Paul Weller – „Nostalgie kapiere ich nicht“
Paul Weller über Konkurrenz, Kinder und die allgegenwärtige Sehnsucht nach dem Früher
Das Jahr begann gut für Paul Weller: Mitte Januar wurde er noch einmal Vater, diesmal von Zwillingen namens John Paul und Bowie. Der 53-Jährige hat jetzt sieben Kinder (von vier Frauen) – und doch noch Zeit zum Songschreiben. Sein elftes Soloalbum, „Sonik Kicks“, entstand wieder im eigenen Black-Barn-Studio in Surrey, als Gastmusiker schauten Graham Coxon, Noel Gallagher und Sean O’Hagan vorbei – und ein paar Familienmitglieder.
„Sonik Kicks“ sollte schon 2011 erscheinen. Was ist passiert?
Wir waren tatsächlich bereits im März vergangenen Jahres mit dem Album fertig. Zumindest dachten wir das. Dann habe ich nach ein paar Wochen Pause gemerkt, dass wir die falsche Richtung eingeschlagen hatten. Ich wollte, dass es eher hard hitting wird, ein bisschen unschärfer als „Wake Up The Nation“, nicht so kompakt. Also mussten einige Songs verschwinden, neue kamen hinzu.
Wer berät Sie bei solchen Entscheidungen, abgesehen von Ihrem Co-Songschreiber und Produzenten Simon Dine?
Vor allem muss ich selbst zufrieden sein. Aber ich lade am Ende der Aufnahmen immer ein paar Freunde ins Studio ein. Wenn man einfach so rumhockt und zuhört, spürt man sofort, ob den Leuten die Musik gefällt oder nicht. Dafür müssen sie nicht aufspringen und klatschen – ich seh’s in ihren Gesichtern.
Bei einem Song spielt auch Ihr Freund Noel Gallagher wieder mit. Gibt es zwischen Ihnen gar keine Konkurrenzgedanken?
Ach nein.
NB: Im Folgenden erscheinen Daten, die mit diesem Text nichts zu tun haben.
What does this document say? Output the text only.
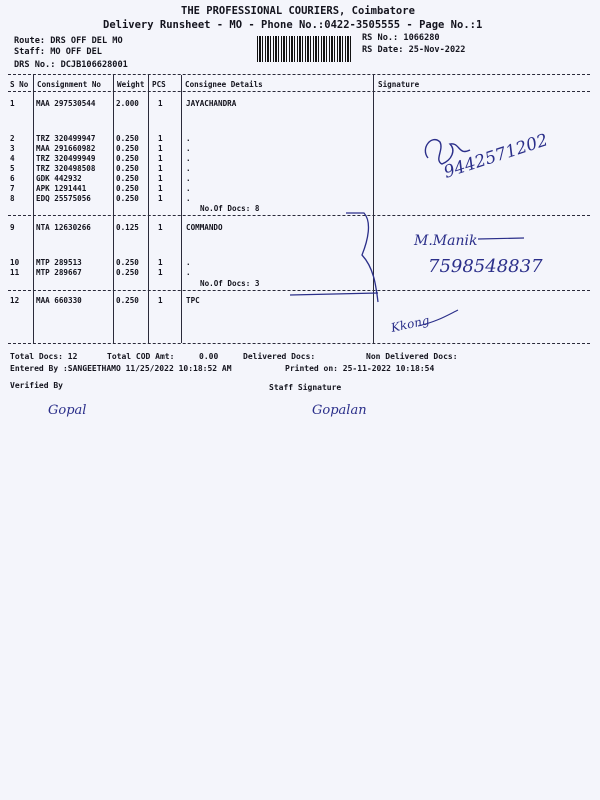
THE PROFESSIONAL COURIERS, Coimbatore
Delivery Runsheet - MO - Phone No.:0422-3505555 - Page No.:1
Route: DRS OFF DEL MO
Staff: MO OFF DEL
DRS No.: DCJB106628001
RS No.: 1066280
RS Date: 25-Nov-2022
S No Consignment No Weight PCS	Consignee Details	Signature
1	MAA 297530544	2.000	1	JAYACHANDRA
2	TRZ 320499947	0.250	1	.
3	MAA 291660982	0.250	1	.
4	TRZ 320499949	0.250	1	.
5	TRZ 320498508	0.250	1	.
6	GDK 442932	0.250	1	.
7	APK 1291441	0.250	1	.
8	EDQ 25575056	0.250	1	.
No.Of Docs: 8
9	NTA 12630266	0.125	1	COMMANDO
10 MTP 289513	0.250	1	.
11 MTP 289667	0.250	1	.
No.Of Docs: 3
12 MAA 660330	0.250	1	TPC
9442571202
M.Manik
7598548837
Kkong
Gopal	Gopalan
Total Docs: 12	Total COD Amt:	0.00	Delivered Docs:	Non Delivered Docs:
Entered By :SANGEETHAMO 11/25/2022 10:18:52 AM	Printed on: 25-11-2022 10:18:54
Verified By	Staff Signature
Ich freue mich für ihn, dass es so gut läuft. Ich liebe sein Album – und auch das, das demnächst kommt. Auf eine sehr freundschaftliche Weise gibt es vielleicht einen gewissen Wettbewerb, aber ich kämpfe eigentlich immer eher mit mir selbst und meinen eigenen Ansprüchen als mit anderen.
Wann schaffen Sie es – als Vater von sieben Kindern – überhaupt noch, Songs zu schreiben?
Ich sitze schon seit einigen Jahren nicht mehr mit der Gitarre zu Hause rum und denke mir etwas aus. Ich bringe nie fertige Stücke ins Studio mit, nur lose Ideen. Die Songs schreibe ich dann dort, vor Ort, spontan.
Aber vertrödelt man so nicht auch viel Zeit, wenn einem mal gar nichts einfällt?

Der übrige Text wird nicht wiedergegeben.